The Student $t$-distribution is the distribution of the $t$-statistic given by \[t= \frac{\bar{x} - \mu}{\frac{s}{\sqrt{n}}}\] where $\bar{x}$ is the sample mean, $\mu$ is the population mean, $s$ is the sample standard deviation and $n$ is the sample size.
The Student $t$-distribution allows us to analyse data sets using the normal distribution which otherwise would be unsuitable for analysis. In particular when we do not know the population standard deviation, but we can calculate the sample standard deviation from the data obtained.
The mean of the Student $t$-distribution is always $0$.
The variance of the Student $t$-distribution with $v$ degrees of freedom is \[Var[X] = \frac{v}{v-2}\] with $v>2$.
When performing a Student $t$-test, to find the critical value, we have to read the tables. We find the value $t_{\alpha, v}$ where $\alpha$ is the significance level and $v$ is the number of degrees of freedom. Note that $v=n-1$ where $n$ is the sample size.
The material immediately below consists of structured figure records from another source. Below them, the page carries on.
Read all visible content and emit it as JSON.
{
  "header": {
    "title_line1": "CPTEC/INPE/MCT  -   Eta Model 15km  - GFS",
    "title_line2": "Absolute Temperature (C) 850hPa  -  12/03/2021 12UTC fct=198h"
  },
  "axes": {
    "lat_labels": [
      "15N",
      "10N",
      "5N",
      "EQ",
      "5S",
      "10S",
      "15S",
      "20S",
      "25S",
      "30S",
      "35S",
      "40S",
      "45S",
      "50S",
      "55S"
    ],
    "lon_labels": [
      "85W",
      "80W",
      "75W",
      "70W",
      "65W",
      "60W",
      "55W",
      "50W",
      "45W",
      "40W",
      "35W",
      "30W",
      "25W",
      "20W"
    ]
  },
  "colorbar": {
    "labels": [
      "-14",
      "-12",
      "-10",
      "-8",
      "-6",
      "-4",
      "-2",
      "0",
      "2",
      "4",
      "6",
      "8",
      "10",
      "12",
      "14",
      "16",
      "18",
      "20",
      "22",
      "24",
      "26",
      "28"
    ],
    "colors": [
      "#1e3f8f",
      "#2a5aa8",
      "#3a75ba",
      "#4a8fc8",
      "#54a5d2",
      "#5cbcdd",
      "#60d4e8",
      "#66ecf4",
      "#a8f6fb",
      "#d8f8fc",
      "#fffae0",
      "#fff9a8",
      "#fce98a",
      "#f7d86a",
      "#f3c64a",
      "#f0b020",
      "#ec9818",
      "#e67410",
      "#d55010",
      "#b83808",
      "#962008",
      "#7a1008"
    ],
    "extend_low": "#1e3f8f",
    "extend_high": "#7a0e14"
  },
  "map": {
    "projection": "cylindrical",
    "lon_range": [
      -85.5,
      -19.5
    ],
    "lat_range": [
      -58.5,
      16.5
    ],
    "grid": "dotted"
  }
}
To find the critical value $t_{\alpha, v}$ first, take the value given for $v$, the number of degrees of freedom we have and look down the first column until that number is reached. Highlight this row.
Now take \begin{cases} 1-\alpha \qquad &\text{if a 1-tailed test is being used,} \\ 1-\frac{\alpha}{2} \qquad &\text{if a 2-tailed test is being used.} \end{cases}
Read along the top row until you come to this value. Then look down that column until you reach the highlighted row. This value is the critical value.